Khaled MashaalTunis, LiputanIslam.com – Ketua Biro Politik Gerakan Perlawanan Islam Palestina Hamas, Khaled Meshaal, mengatakan orang-orang Palestina tidak memerlukan penengah dalam upaya menggalang rekonsiliasi nasional karena hubungan antarfaksi Palestina masih terjalin dan tidak terputus.

“Kami bukan dalam kondisi putus hubungan antarfaksi sehingga harus bicara soal mediasi untuk menyempurnakan proses rekonsiliasi,” ungkap Meshaal dalam jumpa pers usai pertemuannya dengan Presiden Tunisia Muhammad al-Munsif al-Marzuqi di Tunis, ibu kota Tunisia, Jumat (12/9), sebagaimana dilansir beberapa media Timur Tengah, termasuk Dunya al-Watan dan el-Nashra.

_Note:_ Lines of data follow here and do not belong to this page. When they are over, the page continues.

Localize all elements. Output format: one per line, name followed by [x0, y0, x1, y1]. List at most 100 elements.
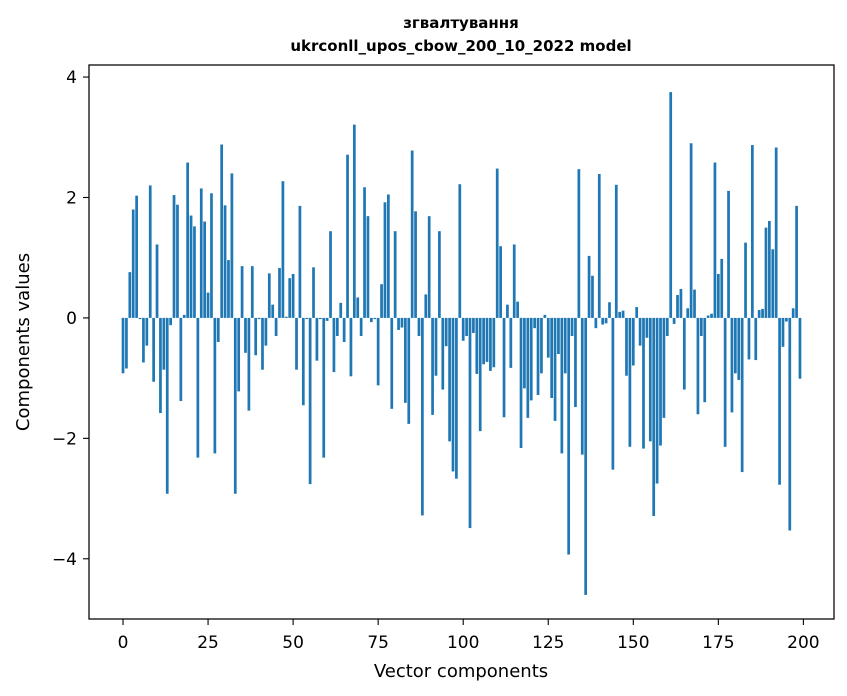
bar-58 [318, 317, 322, 320]
bar-116 [516, 301, 519, 318]
bar-196 [788, 317, 792, 531]
bar-96 [448, 317, 451, 442]
bar-177 [723, 317, 727, 447]
bar-37 [247, 317, 251, 411]
bar-24 [203, 221, 207, 318]
bar-56 [312, 267, 315, 318]
bar-88 [421, 317, 424, 516]
x-tick-label-200: 200 [787, 633, 819, 653]
bar-97 [451, 317, 455, 472]
bar-14 [169, 317, 172, 326]
bar-121 [533, 317, 536, 329]
bar-190 [768, 220, 771, 318]
y-axis-label: Components values [13, 253, 34, 431]
bar-186 [754, 317, 758, 361]
bar-16 [176, 204, 179, 318]
bar-176 [720, 258, 724, 318]
bar-44 [271, 304, 275, 318]
x-tick-label-0: 0 [118, 633, 129, 653]
bar-147 [621, 310, 625, 318]
bar-170 [699, 317, 703, 336]
bar-8 [148, 185, 152, 318]
bar-29 [220, 144, 224, 318]
bar-86 [414, 211, 417, 318]
bar-100 [461, 317, 465, 341]
bar-39 [254, 317, 258, 356]
bar-62 [332, 317, 336, 373]
bar-22 [196, 317, 200, 458]
bar-90 [427, 216, 431, 318]
bar-26 [210, 193, 213, 318]
x-tick-label-150: 150 [617, 633, 649, 653]
bar-42 [264, 317, 268, 346]
bar-199 [798, 317, 802, 379]
y-tick-label--4: −4 [52, 550, 77, 570]
bar-182 [740, 317, 744, 473]
bar-127 [553, 317, 557, 421]
bar-123 [540, 317, 543, 374]
bar-159 [662, 317, 666, 418]
bar-51 [295, 317, 298, 370]
bar-105 [478, 317, 482, 432]
bar-106 [482, 317, 485, 365]
bar-110 [495, 168, 499, 318]
bar-7 [145, 317, 149, 346]
bar-179 [730, 317, 734, 413]
bar-156 [652, 317, 656, 517]
bar-183 [744, 242, 747, 318]
bar-23 [199, 188, 203, 318]
bar-167 [689, 143, 693, 318]
bar-144 [611, 317, 615, 470]
bar-136 [584, 317, 588, 595]
x-axis-label: Vector components [374, 661, 548, 682]
bar-11 [159, 317, 162, 414]
bar-19 [186, 162, 190, 318]
y-tick-label--2: −2 [52, 429, 77, 449]
bar-52 [298, 205, 302, 318]
bar-195 [785, 317, 788, 322]
bar-1 [125, 317, 128, 369]
bar-118 [523, 317, 526, 389]
bar-63 [335, 317, 339, 336]
bar-107 [485, 317, 489, 362]
bar-64 [339, 302, 343, 318]
bar-67 [349, 317, 353, 377]
bar-31 [227, 260, 230, 318]
bar-153 [642, 317, 645, 449]
bar-198 [795, 205, 798, 318]
bar-65 [342, 317, 346, 342]
bar-115 [512, 244, 516, 318]
bar-9 [152, 317, 155, 382]
bar-173 [710, 313, 713, 318]
bar-85 [410, 150, 414, 318]
bar-36 [244, 317, 247, 353]
bar-126 [550, 317, 554, 398]
x-tick-label-50: 50 [282, 633, 304, 653]
bar-87 [417, 317, 421, 336]
bar-76 [380, 284, 383, 318]
bar-192 [774, 147, 778, 318]
bar-135 [580, 317, 584, 455]
bar-140 [597, 173, 601, 318]
bar-99 [458, 184, 462, 318]
bar-80 [393, 231, 397, 318]
y-tick-label-2: 2 [66, 188, 77, 208]
bar-184 [747, 317, 751, 360]
bar-6 [142, 317, 145, 363]
bar-150 [631, 317, 635, 366]
bar-181 [737, 317, 741, 380]
bar-191 [771, 249, 775, 318]
bar-0 [121, 317, 125, 374]
y-axis-ticks: −4 −2 0 2 4 [52, 68, 89, 570]
bar-2 [128, 272, 132, 318]
bar-113 [506, 304, 509, 318]
bar-104 [475, 317, 479, 374]
bar-82 [400, 317, 404, 328]
bar-137 [587, 255, 591, 318]
bar-174 [713, 162, 717, 318]
bar-78 [387, 194, 390, 318]
bar-20 [189, 215, 193, 318]
bar-143 [608, 302, 611, 318]
bar-141 [601, 317, 605, 325]
bar-157 [655, 317, 659, 484]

Dia menegaskan pihaknya menyambut baik segala bentuk upaya penggalangan persatuan dan rekonsiliasi bangsa Palestina yang menurutnya sudah berjalan dan terus berproses.

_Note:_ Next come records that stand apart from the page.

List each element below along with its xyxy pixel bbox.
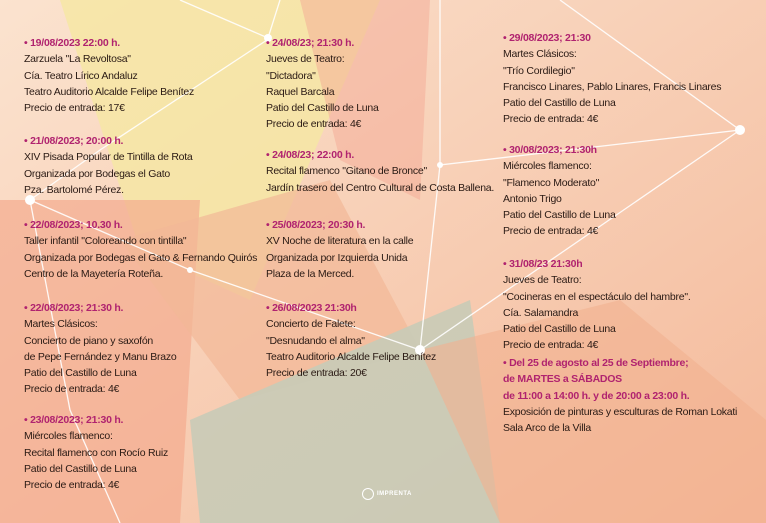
event-date: • 31/08/23 21:30h xyxy=(503,258,583,270)
event-date: • 23/08/2023; 21:30 h. xyxy=(24,414,124,426)
event-detail: Antonio Trigo xyxy=(503,192,562,205)
event-detail: Martes Clásicos: xyxy=(503,48,577,61)
event-detail: Exposición de pinturas y esculturas de R… xyxy=(503,405,738,418)
event-date: de 11:00 a 14:00 h. y de 20:00 a 23:00 h… xyxy=(503,389,690,402)
event-detail: Sala Arco de la Villa xyxy=(503,422,591,435)
event-detail: Organizada por Bodegas el Gato xyxy=(24,167,171,180)
event-detail: Precio de entrada: 4€ xyxy=(503,225,599,238)
event-detail: Recital flamenco "Gitano de Bronce" xyxy=(266,165,427,178)
event: • 25/08/2023; 20:30 h. XV Noche de litera… xyxy=(266,217,414,282)
event-detail: Patio del Castillo de Luna xyxy=(503,209,616,222)
event-detail: Precio de entrada: 20€ xyxy=(266,367,367,380)
event: • 21/08/2023; 20:00 h. XIV Pisada Popular… xyxy=(24,133,193,198)
event-date: • 21/08/2023; 20:00 h. xyxy=(24,135,124,147)
event-detail: Francisco Linares, Pablo Linares, Franci… xyxy=(503,80,722,93)
event-detail: Teatro Auditorio Alcalde Felipe Benítez xyxy=(266,350,437,363)
event-detail: Patio del Castillo de Luna xyxy=(24,462,137,475)
event-date: • Del 25 de agosto al 25 de Septiembre; xyxy=(503,357,689,369)
event-detail: Recital flamenco con Rocío Ruiz xyxy=(24,446,168,459)
event: • 23/08/2023; 21:30 h. Miércoles flamenco… xyxy=(24,412,168,493)
event-detail: Miércoles flamenco: xyxy=(24,430,113,443)
event: • Del 25 de agosto al 25 de Septiembre; d… xyxy=(503,355,737,436)
event-detail: Martes Clásicos: xyxy=(24,318,98,331)
event: • 22/08/2023; 10.30 h. Taller infantil "C… xyxy=(24,217,257,282)
event-detail: Jardín trasero del Centro Cultural de Co… xyxy=(266,181,495,194)
event-detail: Precio de entrada: 4€ xyxy=(24,479,120,492)
event-detail: Patio del Castillo de Luna xyxy=(503,97,616,110)
event-detail: Precio de entrada: 4€ xyxy=(503,113,599,126)
event-date: • 26/08/2023 21:30h xyxy=(266,302,357,314)
event-detail: Cía. Salamandra xyxy=(503,306,579,319)
event-detail: Organizada por Bodegas el Gato & Fernand… xyxy=(24,251,258,264)
event-detail: Patio del Castillo de Luna xyxy=(266,102,379,115)
event-detail: Cía. Teatro Lírico Andaluz xyxy=(24,69,138,82)
logo: IMPRENTA xyxy=(362,488,412,500)
event: • 29/08/2023; 21:30 Martes Clásicos: "Trío… xyxy=(503,30,722,128)
logo-mark xyxy=(362,488,374,500)
event-detail: Jueves de Teatro: xyxy=(266,53,345,66)
event-detail: "Dictadora" xyxy=(266,69,316,82)
event-detail: Precio de entrada: 17€ xyxy=(24,102,125,115)
event: • 19/08/2023 22:00 h. Zarzuela "La Revolt… xyxy=(24,35,194,116)
event-detail: Raquel Barcala xyxy=(266,85,335,98)
event-detail: "Desnudando el alma" xyxy=(266,334,365,347)
event-detail: Organizada por Izquierda Unida xyxy=(266,251,408,264)
event-detail: Concierto de piano y saxofón xyxy=(24,334,154,347)
event-detail: "Flamenco Moderato" xyxy=(503,176,600,189)
event: • 26/08/2023 21:30h Concierto de Falete: "… xyxy=(266,300,436,381)
logo-text: IMPRENTA xyxy=(377,491,412,497)
event-date: • 22/08/2023; 21:30 h. xyxy=(24,302,124,314)
event-detail: Pza. Bartolomé Pérez. xyxy=(24,183,124,196)
event-date: • 25/08/2023; 20:30 h. xyxy=(266,219,366,231)
event-date: • 29/08/2023; 21:30 xyxy=(503,32,591,44)
event-date: de MARTES a SÁBADOS xyxy=(503,373,622,386)
event-detail: Teatro Auditorio Alcalde Felipe Benítez xyxy=(24,85,195,98)
event-detail: Miércoles flamenco: xyxy=(503,160,592,173)
event-detail: Patio del Castillo de Luna xyxy=(24,367,137,380)
event-date: • 30/08/2023; 21:30h xyxy=(503,144,597,156)
event-date: • 19/08/2023 22:00 h. xyxy=(24,37,120,49)
event-detail: Zarzuela "La Revoltosa" xyxy=(24,53,131,66)
event-detail: Patio del Castillo de Luna xyxy=(503,323,616,336)
event-detail: Precio de entrada: 4€ xyxy=(24,383,120,396)
event-detail: de Pepe Fernández y Manu Brazo xyxy=(24,350,177,363)
event-date: • 24/08/23; 22:00 h. xyxy=(266,149,354,161)
event-detail: Taller infantil "Coloreando con tintilla… xyxy=(24,235,187,248)
event-detail: XIV Pisada Popular de Tintilla de Rota xyxy=(24,151,193,164)
event-detail: Concierto de Falete: xyxy=(266,318,356,331)
event: • 30/08/2023; 21:30h Miércoles flamenco: "… xyxy=(503,142,616,240)
event: • 22/08/2023; 21:30 h. Martes Clásicos: Co… xyxy=(24,300,177,398)
event-detail: Plaza de la Merced. xyxy=(266,267,355,280)
event-detail: "Cocineras en el espectáculo del hambre"… xyxy=(503,290,691,303)
event-detail: Centro de la Mayetería Roteña. xyxy=(24,267,163,280)
event-detail: Precio de entrada: 4€ xyxy=(266,118,362,131)
event: • 31/08/23 21:30h Jueves de Teatro: "Cocin… xyxy=(503,256,691,354)
event-date: • 24/08/23; 21:30 h. xyxy=(266,37,354,49)
event-detail: Jueves de Teatro: xyxy=(503,274,582,287)
event: • 24/08/23; 22:00 h. Recital flamenco "Gi… xyxy=(266,147,494,196)
event: • 24/08/23; 21:30 h. Jueves de Teatro: "Di… xyxy=(266,35,379,133)
event-date: • 22/08/2023; 10.30 h. xyxy=(24,219,123,231)
event-detail: XV Noche de literatura en la calle xyxy=(266,235,414,248)
event-detail: "Trío Cordilegio" xyxy=(503,64,575,77)
event-detail: Precio de entrada: 4€ xyxy=(503,339,599,352)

Mengenai perundingan langsung dengan Israel dia mengatakan, “Sikap Hamas sudah sepenuhnya jelas. Perundingan langsung dengan Rezim Zionis sama sekali tidak ada dalam agenda kami. Kalaupun terpaksa harus ada perundingan maka dilakukan secara tidak langsung, dan ini sudah menjadi kebijakan dan pendirian teguh Hamas.”

Mengenai misi kunjungannya ke Tunisia dia menjelaskan, “Kunjungan ini bertujuan mendiskusikan dan mempelajari langkah-langkah paca Perang Gaza serta mempelajari jalur-jalur pengiriman bantuan segera kepada penduduk Gaza, penempatan mereka di tempat tinggal serta pembangunan dan rekonstruksi kerusakan di Gaza, sebab musuh telah melakukan kejahatan yang mengerikan terhadap penduduk Gaza dan telah menimpakan kerusakan yang sangat besar di kawasan ini.”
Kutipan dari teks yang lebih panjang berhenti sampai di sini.